Montag, 30. August 2004

Ein Jahr auf Bewährung: Irrer Ire nach Marathon-Attacke in Athen verurteilt

  • Außerdem muss der Ex-Priester 3.000 Euro zahlen

Der irre Ire, der für den Skandal im Olympischen Marathon gesorgt und den Führenden Vanderlei Lima von der Strecke gerissen hatte, ist zu einem Jahr Gefängnis auf Bewährung verurteilt worden. Die Bewährungsfrist läuft drei Jahre.
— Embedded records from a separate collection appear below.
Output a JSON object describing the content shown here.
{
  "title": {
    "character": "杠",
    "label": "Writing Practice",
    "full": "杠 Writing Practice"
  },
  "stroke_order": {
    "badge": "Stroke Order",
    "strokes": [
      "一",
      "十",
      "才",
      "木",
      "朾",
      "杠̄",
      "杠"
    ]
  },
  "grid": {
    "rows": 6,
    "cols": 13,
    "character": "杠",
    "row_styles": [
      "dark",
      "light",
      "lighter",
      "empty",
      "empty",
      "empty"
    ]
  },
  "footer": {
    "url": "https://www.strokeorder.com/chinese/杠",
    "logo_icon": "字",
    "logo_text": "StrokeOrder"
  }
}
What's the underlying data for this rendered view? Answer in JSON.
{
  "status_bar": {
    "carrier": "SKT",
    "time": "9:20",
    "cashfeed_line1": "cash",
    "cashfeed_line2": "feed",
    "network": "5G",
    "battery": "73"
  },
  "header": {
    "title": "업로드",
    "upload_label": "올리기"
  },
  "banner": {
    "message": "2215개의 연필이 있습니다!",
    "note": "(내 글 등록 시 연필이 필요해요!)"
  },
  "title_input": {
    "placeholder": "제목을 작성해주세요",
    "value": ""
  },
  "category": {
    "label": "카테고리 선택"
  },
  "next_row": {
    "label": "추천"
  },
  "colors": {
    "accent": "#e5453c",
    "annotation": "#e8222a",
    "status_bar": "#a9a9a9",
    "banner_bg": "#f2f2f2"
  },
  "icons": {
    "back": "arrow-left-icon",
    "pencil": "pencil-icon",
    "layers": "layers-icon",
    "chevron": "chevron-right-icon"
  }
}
Ein Gericht in Athen befand den 57-jährigen Cornelius Horan am Montag für schuldig, griechische Gesetze mit Bezug auf den Breitensport verletzt zu haben. Er wurde außerdem zu einer Geldstrafe von 3.000 Euro verurteilt. Die Bewährungsfrist gilt für drei Jahre.

Horan hatte den führenden Marathonläufer De Lima am Sonntag rund fünf Kilometer vor dem Ziel von der Rennstrecke in die Menschenmenge am Straßenrand gerissen. Zuschauer waren aber neben Polizisten zur Stelle und halfen mit, dass der Spitzensportler seinen Lauf schnell fortsetzen konnte. Am Ende errang De Lima jedoch nur noch die Bronzemedaille. Horan entschuldigte sich vor Gericht für seinen Angriff. Von der möglichen Verhängung einer fünfjährigen Haftstrafe sahen die Richter ab, da der Geisteszustand des Angeklagten als instabil gewertet wurde.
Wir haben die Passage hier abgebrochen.